Tuesday, 12 November 2013

Blasphemy & Church of the Latter Day Statinators

I am grateful to Dr Malcolm Kendrick for covering this issue.

An award winning Australian television journalist, specialising in medical research, put together 2 excellent programmes.  

Heart of the Matter Part 1 - Dietary Villains is here:

Heart of the Matter Part 2 - The Cholesterol Myth is here: 

There are many scientific papers to substantiate the research findings which overturn current dogma on dietary fat and heart disease.

Critics of these 2 tv programmes do not challenge the data with facts.  Dr Maryanne Demasai and her invited contributors are villified personally and their reputations attacked.

Our distant ancestors rooted out blasphemers and those who challenged orthodoxy (including midwives) using trial by ordeal. A woman would be dropped in water. If she drowned, she was not a witch, if she lived, she was a witch.  This was the 'damned if you do and damned if you don't' school of justice and scientific research.

I was reminded of this analogy when reading the current Wikipedia page (today it's a stub) on Dr Maryannne Demasai.  The wording is restrained, but its effect is a hatchet job on the journalist and her contributors.

One of the contributors claims that challengers to the Cholesterol orthodoxy have not proven their case.  He says he finds the idea interesting but not usable.  'A diet that substitutes polyunsaturated fats for saturated fat is healthier for the human heart'.  I have previously reported on Lipidologist Chris Masterjohn's excellent job of roundly demolishing this contention by examining the original research projects used to justify it.  He finds ample evidence of bad science, poor/changed control groups, conclusions that run counter to the data produced and other serious errors.

What constitutes blasphemy in the Church of the Latter Day Statinators?

Typically anything that frees people's minds from the orthodox dogma and poses a threat to the multi billion dollar earning power of statins and associated drugs.  If people, without heart disease, learn that they can reduce health challenges and heart disease by making changes in diet and lifestyle, then drug companies will lose their cash cows.

Dr William Davis, a heart doctor, has developed a systematic approach to diet and lifestyle that helps his patients reduce coronary arterial plaque (calcium scores) from life threatening to normal levels (and sometimes zero.)

Another conventional expert, in the second tv programme on the Cholesterol Myth,  states that publicising side effects of statins may cause people to develop them psychosomatically.
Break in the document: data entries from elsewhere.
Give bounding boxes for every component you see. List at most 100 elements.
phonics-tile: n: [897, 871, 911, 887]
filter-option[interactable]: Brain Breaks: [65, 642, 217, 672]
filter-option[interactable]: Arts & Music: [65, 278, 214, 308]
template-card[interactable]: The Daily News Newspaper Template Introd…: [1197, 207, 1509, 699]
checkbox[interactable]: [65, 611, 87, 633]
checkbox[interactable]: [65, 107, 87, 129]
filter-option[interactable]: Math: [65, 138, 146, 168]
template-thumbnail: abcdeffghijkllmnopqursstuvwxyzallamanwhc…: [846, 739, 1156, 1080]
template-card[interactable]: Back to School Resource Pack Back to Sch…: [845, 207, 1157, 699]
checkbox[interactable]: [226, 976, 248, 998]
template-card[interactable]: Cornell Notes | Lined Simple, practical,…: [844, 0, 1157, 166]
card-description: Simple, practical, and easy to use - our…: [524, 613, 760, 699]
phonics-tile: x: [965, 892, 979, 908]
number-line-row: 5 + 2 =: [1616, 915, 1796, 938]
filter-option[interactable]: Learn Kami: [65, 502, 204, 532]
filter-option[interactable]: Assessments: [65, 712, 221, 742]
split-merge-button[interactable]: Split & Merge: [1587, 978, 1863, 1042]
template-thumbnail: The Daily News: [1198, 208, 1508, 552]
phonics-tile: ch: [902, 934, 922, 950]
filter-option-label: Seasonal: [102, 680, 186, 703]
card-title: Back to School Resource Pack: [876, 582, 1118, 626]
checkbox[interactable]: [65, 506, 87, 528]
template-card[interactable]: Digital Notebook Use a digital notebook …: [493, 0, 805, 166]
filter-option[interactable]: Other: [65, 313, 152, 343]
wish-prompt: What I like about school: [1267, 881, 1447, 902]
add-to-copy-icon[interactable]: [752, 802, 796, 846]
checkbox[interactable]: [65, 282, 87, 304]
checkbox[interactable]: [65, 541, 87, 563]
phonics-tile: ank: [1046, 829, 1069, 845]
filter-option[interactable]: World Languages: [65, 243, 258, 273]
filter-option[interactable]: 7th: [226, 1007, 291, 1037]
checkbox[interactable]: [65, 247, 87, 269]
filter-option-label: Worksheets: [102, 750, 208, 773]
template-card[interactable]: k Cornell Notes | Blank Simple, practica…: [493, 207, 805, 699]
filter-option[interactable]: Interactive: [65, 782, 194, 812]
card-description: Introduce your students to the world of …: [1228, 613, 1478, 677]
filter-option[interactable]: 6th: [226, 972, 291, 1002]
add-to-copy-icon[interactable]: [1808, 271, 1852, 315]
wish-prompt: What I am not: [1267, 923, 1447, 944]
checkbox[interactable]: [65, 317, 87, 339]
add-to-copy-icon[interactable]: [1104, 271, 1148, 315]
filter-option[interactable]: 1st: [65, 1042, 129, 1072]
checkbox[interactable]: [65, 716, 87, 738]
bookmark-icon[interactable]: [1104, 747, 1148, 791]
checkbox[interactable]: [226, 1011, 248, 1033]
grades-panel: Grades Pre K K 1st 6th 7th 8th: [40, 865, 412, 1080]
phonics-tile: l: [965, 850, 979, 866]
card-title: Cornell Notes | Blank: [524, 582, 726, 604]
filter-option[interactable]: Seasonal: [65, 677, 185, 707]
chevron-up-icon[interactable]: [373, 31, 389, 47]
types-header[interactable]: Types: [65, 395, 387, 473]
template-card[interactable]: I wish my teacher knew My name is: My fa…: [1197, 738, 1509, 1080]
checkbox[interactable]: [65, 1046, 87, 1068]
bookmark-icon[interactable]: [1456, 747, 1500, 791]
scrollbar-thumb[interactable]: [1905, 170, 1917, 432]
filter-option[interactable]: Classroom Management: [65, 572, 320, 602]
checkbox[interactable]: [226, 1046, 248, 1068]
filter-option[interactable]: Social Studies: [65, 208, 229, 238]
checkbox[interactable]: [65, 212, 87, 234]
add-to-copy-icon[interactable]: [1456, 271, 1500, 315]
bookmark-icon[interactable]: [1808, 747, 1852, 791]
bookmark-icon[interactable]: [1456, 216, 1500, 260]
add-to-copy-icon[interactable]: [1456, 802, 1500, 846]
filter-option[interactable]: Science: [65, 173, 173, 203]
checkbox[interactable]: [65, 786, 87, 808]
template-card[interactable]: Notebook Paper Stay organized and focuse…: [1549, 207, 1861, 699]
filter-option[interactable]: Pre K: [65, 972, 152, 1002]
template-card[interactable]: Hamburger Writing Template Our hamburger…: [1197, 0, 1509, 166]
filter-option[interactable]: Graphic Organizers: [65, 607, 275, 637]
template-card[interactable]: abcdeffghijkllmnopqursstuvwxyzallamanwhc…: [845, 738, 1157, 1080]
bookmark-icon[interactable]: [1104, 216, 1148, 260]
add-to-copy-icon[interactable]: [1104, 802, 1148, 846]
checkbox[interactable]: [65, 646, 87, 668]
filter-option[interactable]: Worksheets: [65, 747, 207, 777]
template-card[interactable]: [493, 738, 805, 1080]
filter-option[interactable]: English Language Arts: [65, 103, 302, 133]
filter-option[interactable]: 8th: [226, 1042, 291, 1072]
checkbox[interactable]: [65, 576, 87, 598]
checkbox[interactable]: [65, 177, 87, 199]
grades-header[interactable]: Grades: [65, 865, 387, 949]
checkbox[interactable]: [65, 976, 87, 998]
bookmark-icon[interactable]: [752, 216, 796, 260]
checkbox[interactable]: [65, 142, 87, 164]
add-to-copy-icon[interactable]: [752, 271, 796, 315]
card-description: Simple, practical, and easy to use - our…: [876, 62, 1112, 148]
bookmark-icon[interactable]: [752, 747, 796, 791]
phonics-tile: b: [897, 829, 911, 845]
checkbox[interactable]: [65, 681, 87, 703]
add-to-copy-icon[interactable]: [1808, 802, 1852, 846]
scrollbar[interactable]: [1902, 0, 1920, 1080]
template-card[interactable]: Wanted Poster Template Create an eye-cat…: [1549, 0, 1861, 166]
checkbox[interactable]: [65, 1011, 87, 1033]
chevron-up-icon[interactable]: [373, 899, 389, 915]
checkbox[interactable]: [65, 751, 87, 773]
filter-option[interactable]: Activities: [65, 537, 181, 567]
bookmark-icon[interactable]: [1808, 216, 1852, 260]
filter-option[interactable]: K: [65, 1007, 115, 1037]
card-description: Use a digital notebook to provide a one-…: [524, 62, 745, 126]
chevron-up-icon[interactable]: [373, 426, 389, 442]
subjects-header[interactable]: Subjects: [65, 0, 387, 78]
Dr Duane Graveline, former NASA doctor, was a pioneering advocate of statins and took them himself.  His health declined dramatically and he slowly realised the cause, after he became unable to walk.  Many years later he still has health challenges and is one of the growing groups of medical doctors who challenge the widespread use of statins and the Cholesterol Hypothesis on heart disease.  He believes that statins attack mitochondria, the power house of each cells in the body.  Psychosomatic symptoms?  I don't think so.

I have commented before in the increasing reach of pharmaceutical companies in influencing opinion and silencing criticism.  Money in the form of funding and threat of litigation (or being stuck off) keeps many individuals and organisations 'on message'.

I chose the analogy of religious orthodoxy today when a friend sent me an email criticising Mormons.  I've yet to find a religion followed by human beings that does not have its share of embarrassing history.  I've met charming Mormons, some of whom were excellent scientists. This post is not directed at religions, but the current trend of turning any conventional dogma into a medieval faith.